Saturday, 5 May 2012

Beware the preacher!

From Bolts blog:

Nick Cater never dared confess to me that he’d not only worked for the BBC but had a sociology degree.  He’s now a fellow Murdoch minion, editor of The Weekend Australian, and explains how he came to love the evil Rupert Murdoch:
It’s interesting to imagine what would happen if an Australian government, presumably one better disposed to the fourth estate than this one, passed a law forbidding The Australian’s readers from voting with their wallets. The energy would drain out of this office in a month, or probably less. We would become lazier and more complacent, and start publishing stories that matter to our colleagues rather than our readers. Politically, we would start drifting towards the territory currently occupied by The Age.
Far worse would be the loss of restraint, the obligation to consider the interests of the whole country, not just the inner-city enclaves where most journalists probably live. We would end up hostage to group-think, reinforcing our own prejudices and eventually coming to secretly despise the readers. I know, because I once worked in such a place.
I agree with Nick. No Murdoch, and the debate in Australia would shrivel.
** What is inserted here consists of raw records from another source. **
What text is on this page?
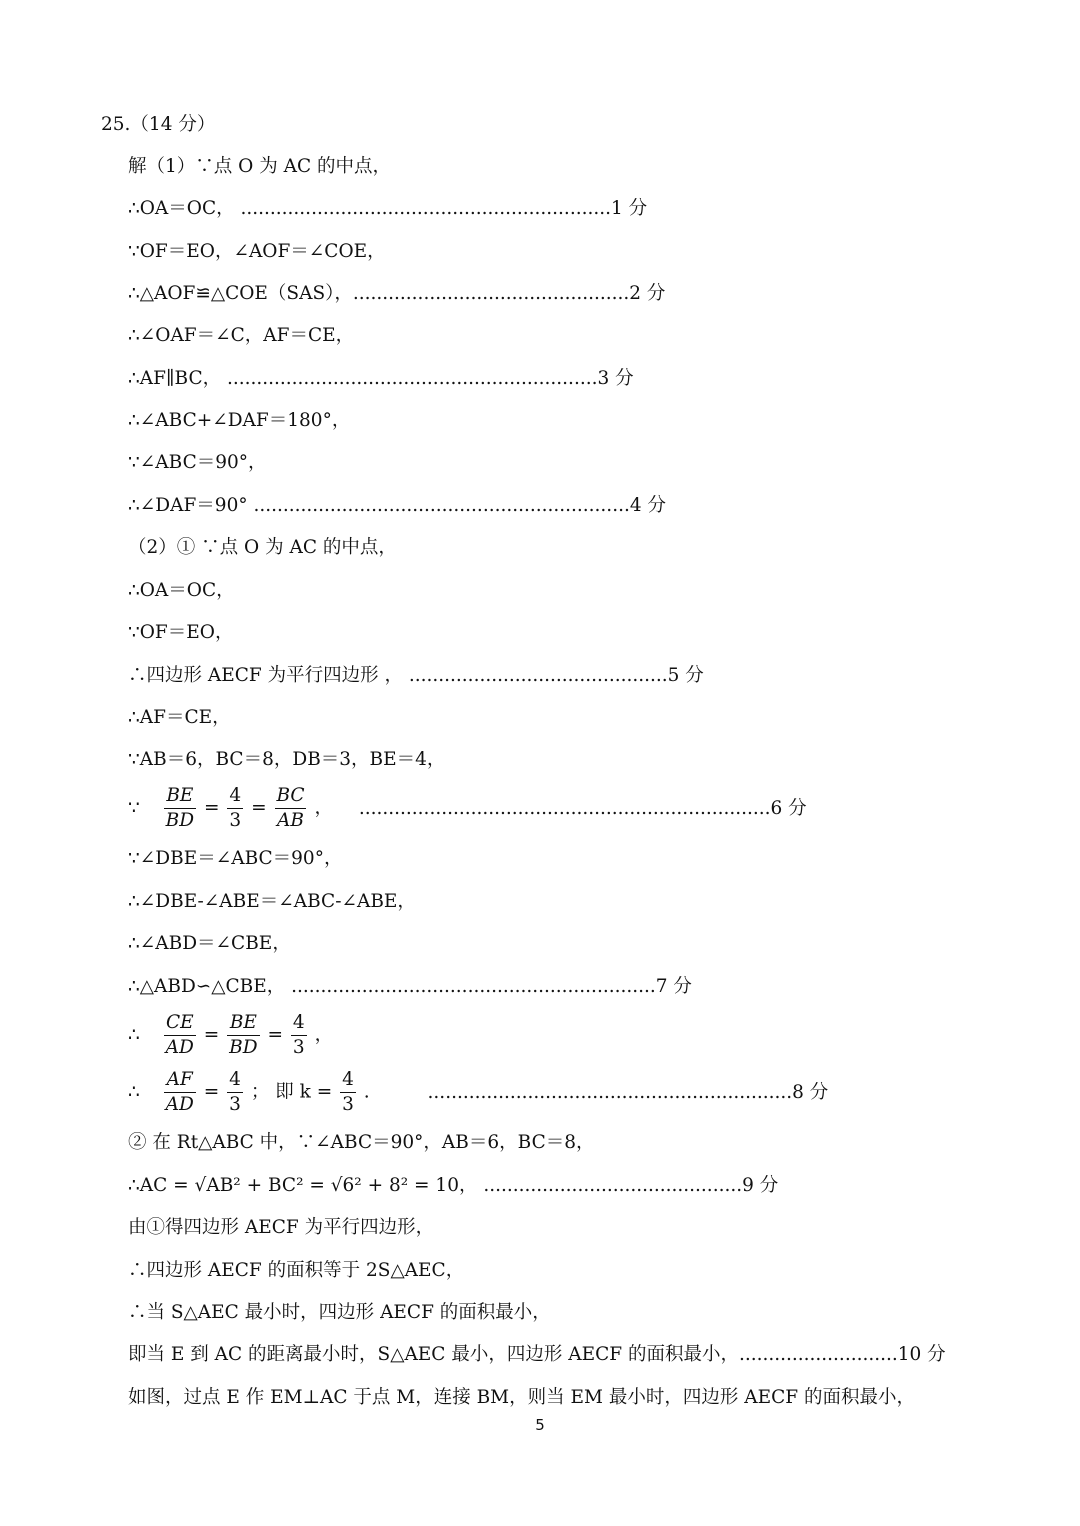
25.（14 分）
解（1）∵点 O 为 AC 的中点，
∴OA＝OC， ...............................................................1 分
∵OF＝EO，∠AOF＝∠COE，
∴△AOF≌△COE（SAS），...............................................2 分
∴∠OAF＝∠C，AF＝CE，
∴AF∥BC， ...............................................................3 分
∴∠ABC+∠DAF＝180°，
∵∠ABC＝90°，
∴∠DAF＝90° ................................................................4 分
（2）① ∵点 O 为 AC 的中点，
∴OA＝OC，
∵OF＝EO，
∴四边形 AECF 为平行四边形 ， ............................................5 分
∴AF＝CE，
∵AB＝6，BC＝8，DB＝3，BE＝4，
∵ $\frac{BE}{BD} = \frac{4}{3} = \frac{BC}{AB}$ ， ......................................................................6 分
∵∠DBE＝∠ABC＝90°，
∴∠DBE-∠ABE＝∠ABC-∠ABE，
∴∠ABD＝∠CBE，
∴△ABD∽△CBE， ..............................................................7 分
∴ $\frac{CE}{AD} = \frac{BE}{BD} = \frac{4}{3}$ ，
∴ $\frac{AF}{AD} = \frac{4}{3}$ ； 即 $k = \frac{4}{3}$ .	..............................................................8 分
② 在 Rt△ABC 中，∵∠ABC＝90°，AB＝6，BC＝8，
∴AC = √AB² + BC² = √6² + 8² = 10， ............................................9 分
由①得四边形 AECF 为平行四边形，
∴四边形 AECF 的面积等于 2S△AEC，
∴当 S△AEC 最小时，四边形 AECF 的面积最小，
即当 E 到 AC 的距离最小时，S△AEC 最小，四边形 AECF 的面积最小，...........................10 分
如图，过点 E 作 EM⊥AC 于点 M，连接 BM，则当 EM 最小时，四边形 AECF 的面积最小，
5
Few other proprietors are as willing to risk profits to defend free speech and defy the political class that dominates the institutions.
Here, we can glimpse what is really fuelling Leveson: not a simple desire to hold to account the small number of people who did wrong at the (Murdoch-owned) News of the World, but a thirst to remake politics in the image of the anti-Murdoch “decent classes”. It is their boredom with parliament and their disdain for the masses that has led them to see Leveson as the saviour of the political realm. In truth, this lordly show trial of politics and the press doesn’t enliven democracy - it endangers it.
Be very mindful of those who preach one thing whilst doing another. Pause and reflect.